Changes were applied to the aggregate_cells.py and preprocess.smk under the aggregate rule. Since this step is an iterative process, we can assign each input to an individual core to conduct the aggregation process.

However, this requires some tweaks on how the parameters should be passed in order to conduct multi-processing

# transforming snakemake objects into python standard datatypes
sqlfiles = [str(sqlfile) for sqlfile in snakemake.input["sql_files"]]
cell_count_out = [str(out_name) for out_name in snakemake.output["cell_counts"]]
aggregate_profile_out = [
    str(out_name) for out_name in snakemake.output["aggregate_profile"]
]
meta_data_dir = itertools.repeat(str(snakemake.input["metadata"]))
barcode_map = itertools.repeat(str(snakemake.input["barcodes"]))
config_path = itertools.repeat(str(snakemake.params["aggregate_config"]))
inputs = list(
    zip(sqlfiles, meta_data_dir, barcode_map, cell_count_out, aggregate_profile_out, config_path)
)

# init multi process
n_cores = int(snakemake.threads)
if n_cores > len(inputs):
    print(
        f"WARNING: number of specify cores exceeds number of inputs, defaulting to {len(inputs)}"
    )
    n_cores = len(inputs)

with mp.Pool(processes=n_cores) as pool:
    pool.starmap(aggregate, inputs)
    pool.close()
    pool.join()

The aggregate rule will use the threads rule attribute as a parameter for specifying the number of cores to use in the aggregate process

# preprocess.smk
rule aggregate:
    input:
        sql_files=expand("data/{plate_id}.sqlite", plate_id=PLATE_IDS),
        barcodes="data/barcode_platemap.csv",
        metadata="data/metadata",
    output:
        cell_counts=expand(
            "results/preprocessing/{plate_id}_cell_counts.tsv", plate_id=PLATE_IDS
        ),
        aggregate_profile=expand(
            "results/preprocessing/{plate_id}_aggregate.csv.gz", plate_id=PLATE_IDS
        ),
    conda:
        "../envs/cytominer_env.yaml"
    params:
        aggregate_config=config["config_paths"]["single_cell"],
    threads: config["analysis_configs"]["preprocessing"]["threads"]
    script:
        "../scripts/aggregate_cells.py"

Looking at the threads rule attribute, the number of threads specified is in the CytoPipe's general config file:

# configuration.yaml
config_name: cytopipe_defaults
analysis_configs:
  preprocessing:
    threads: 4
config_paths:
  single_cell: "configs/analysis_configs/single_cell_configs.yaml"
  annotate: "configs/analysis_configs/annotate_configs.yaml"
  normalize: "configs/analysis_configs/normalize_configs.yaml"
  feature_select: "configs/analysis_configs/feature_select_configs.yaml"
  aggregate: "configs/analysis_configs/aggregate_configs.yaml"
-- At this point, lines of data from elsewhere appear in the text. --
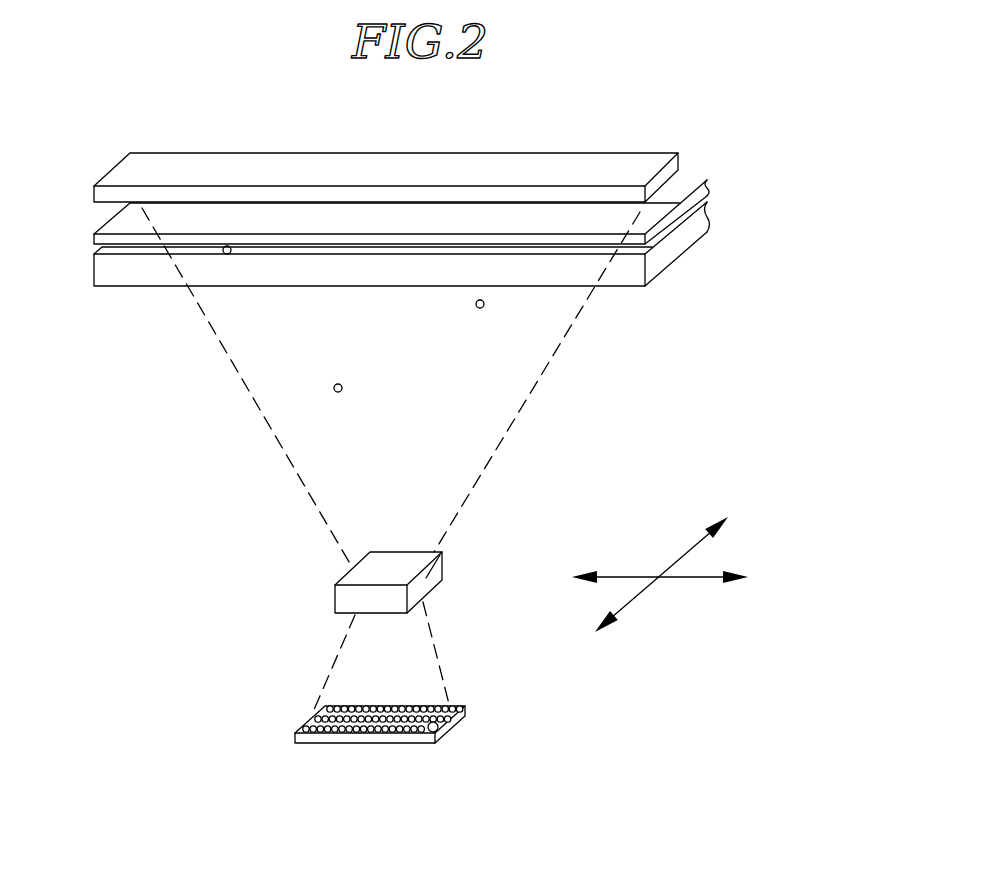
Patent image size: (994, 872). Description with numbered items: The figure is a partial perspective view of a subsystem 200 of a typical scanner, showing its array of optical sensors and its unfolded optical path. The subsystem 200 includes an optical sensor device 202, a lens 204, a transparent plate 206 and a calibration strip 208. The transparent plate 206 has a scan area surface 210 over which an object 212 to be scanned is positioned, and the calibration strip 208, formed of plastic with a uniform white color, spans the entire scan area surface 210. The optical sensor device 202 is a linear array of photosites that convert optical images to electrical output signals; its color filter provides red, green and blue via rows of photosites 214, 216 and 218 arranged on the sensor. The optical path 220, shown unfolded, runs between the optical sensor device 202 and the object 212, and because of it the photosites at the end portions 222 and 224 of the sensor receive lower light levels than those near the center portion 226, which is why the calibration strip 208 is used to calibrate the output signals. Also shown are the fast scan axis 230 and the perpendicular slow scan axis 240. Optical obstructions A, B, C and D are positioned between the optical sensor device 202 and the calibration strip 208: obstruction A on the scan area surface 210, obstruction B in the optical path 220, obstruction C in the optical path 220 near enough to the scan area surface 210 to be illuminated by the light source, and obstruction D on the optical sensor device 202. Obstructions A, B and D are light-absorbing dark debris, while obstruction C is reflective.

The subsystem 200 is at (244, 57).
The optical sensor device 202 is at (388, 778).
The lens 204 is at (458, 595).
The transparent plate 206 is at (648, 288).
The calibration strip 208 is at (584, 147).
The scan area surface 210 is at (440, 252).
The object 212 is at (350, 190).
The row of photosites 214 is at (483, 760).
The row of photosites 216 is at (494, 734).
The row of photosites 218 is at (499, 716).
The optical path 220 is at (570, 417).
The end portion 222 is at (274, 769).
The end portion 224 is at (428, 785).
The center portion 226 is at (332, 773).
The fast scan axis 230 is at (683, 578).
The slow scan axis 240 is at (683, 555).
The optical obstruction A is at (223, 250).
The optical obstruction B is at (334, 388).
The optical obstruction C is at (484, 305).
The optical obstruction D is at (437, 731).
allowing for user to easily access and change the number of threads used under the preprocessing step. (NOTE: multi processing is only implemented in the aggregate rule and not the following subsequent rules.

Implementation Diagram

Below is a simple diagram on how the multi-processing was implemented.

mp_diagram

Simple demonstration of the multi processing diagram. The array above is the set of input parameters required for a function. Then the multi processing module will reserve memory for the parameters and execute it through a CPU. Each CPU will run the aggregate step independently until the parameters list is finished

Performance Results

To find the optimal number of cores for aggregation, multiple tests were conducted, where each test has an increase of 2 cores for computation. The time was calculated by using the time command in the terminal: time snakemake -c 10 --use-conda -r aggregate

performance_chart perfromance_plot

The multi-processing implementation does increase aggregation performance, however there is still a major caveat. The largest file will be bottleneck the performance.

In order for the aggregate function to be considered “complete” all cores needs to be finished. This raises and issues with larger files as it will take the most amount of time to finish the processes; therefore, it must wait for that specific processes to finish. really good explanation here

Unfortunately, this is an I/O bound related issue, which means that your computer spends a lot of time reading from the hard disk before conducting any processes. In addition, I/O bound processes is a bottleneck feature as transferring data from the HDD to the RAM is very slow.